Spamassassin and greylisting for Exchange

Thomas Einwaller
7. Juni 2009

Lately we got a lot of spam because we bought the domain timr.com for our product and it seems like the previous owner has not been very carefully with his email address. Spam is annoying but it is even more annoying if you get it pushed to your BlackBerry. So I tried to find the best solution for adding a spam filter to our mail server.

We are using a Microsoft Exchange Server 2007 on an Windows Small Business Server 2003 because in our opinion this is one of the best solution available in combination with the BlackBerry Enterprise Server. I have a lot of experience with Linux mail servers because I run my personal mail on a Debian system with IMAP, spamassassin, greylisting and maildrop for years now. This combination removes nearly every spam mail from my email so I was looking for combining it with our company mail system.
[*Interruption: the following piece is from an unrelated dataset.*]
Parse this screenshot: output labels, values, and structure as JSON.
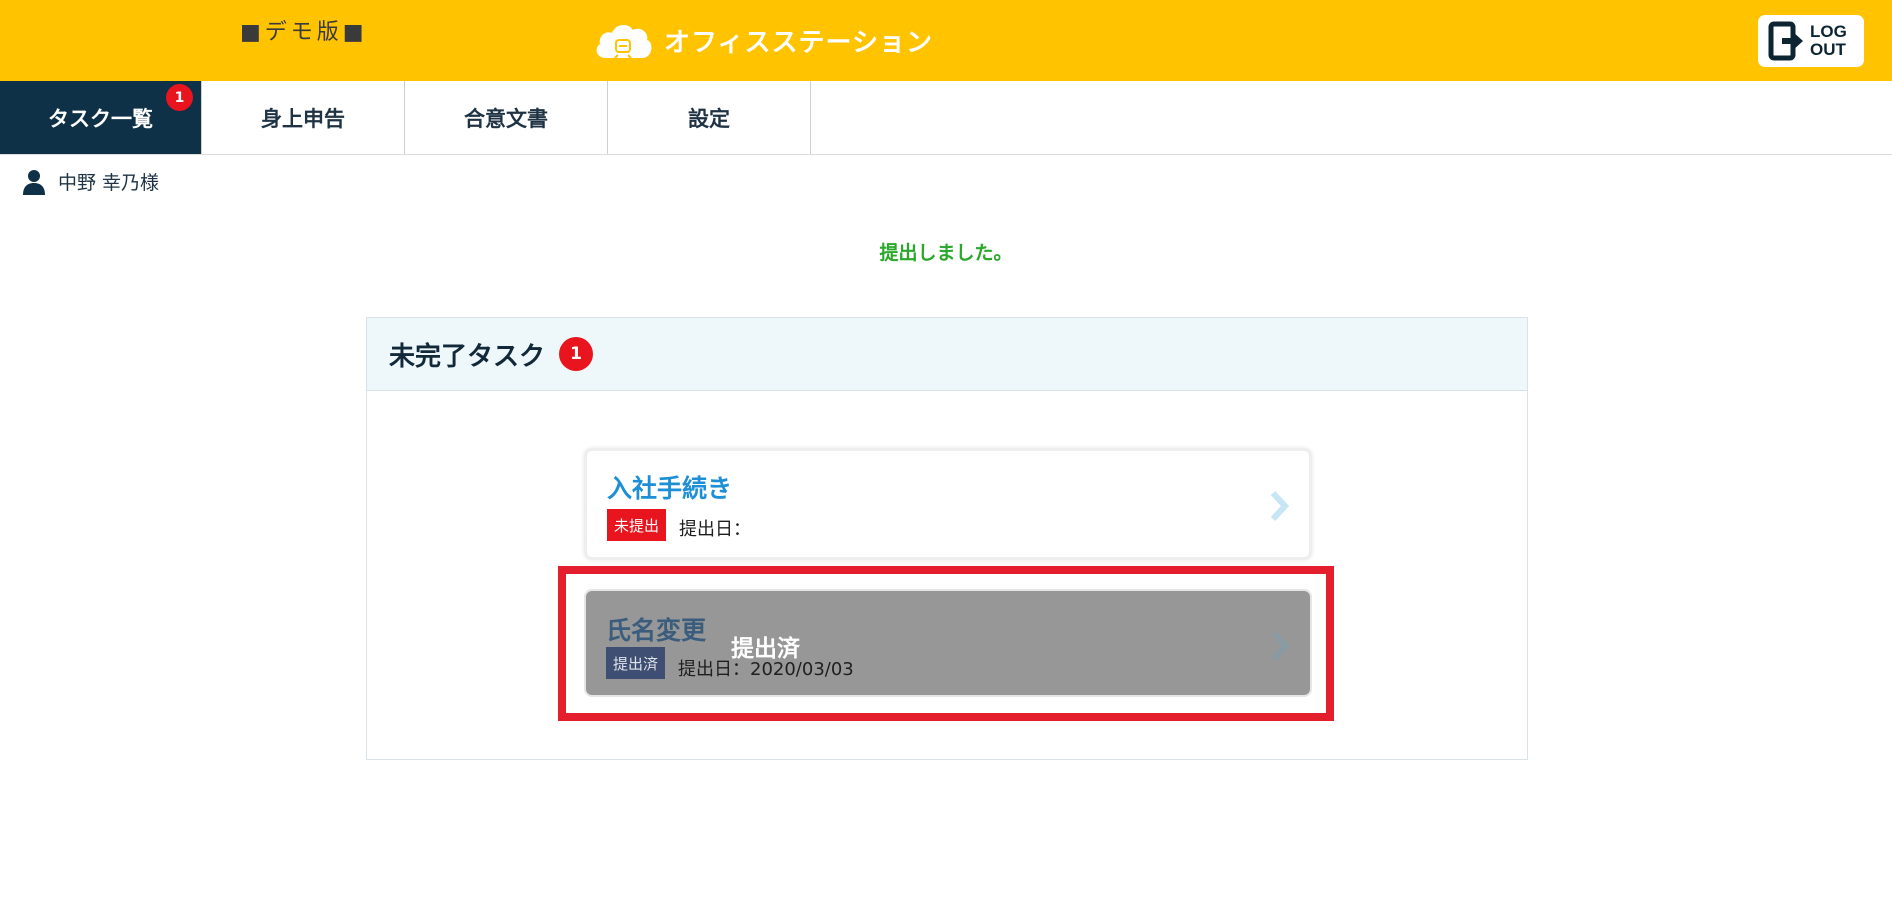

Though there are attempts to install spamassassin on Windows and to combine it with Exchange we were not quite happy with that solution. I was already thinking about subscribing to some service like Spam Stops Here. Using these services means changing the MX DNS entry of your domain to send all emails through their server which forwards them afterwards to your mail server.

This inspired me to create our own dedicated mail filtering server. I set up a Ubuntu 9.04 machine inside a VMWare Virtual Server instance on our Windows machine and configured it like my personal mail server without the IMAP server. Instead I used the how to from knownplace to forward the filtered mail to our Exchange server. After changing the MX entry of our domains to point to the new Linux mail server the amount of spam mails dropped drastically.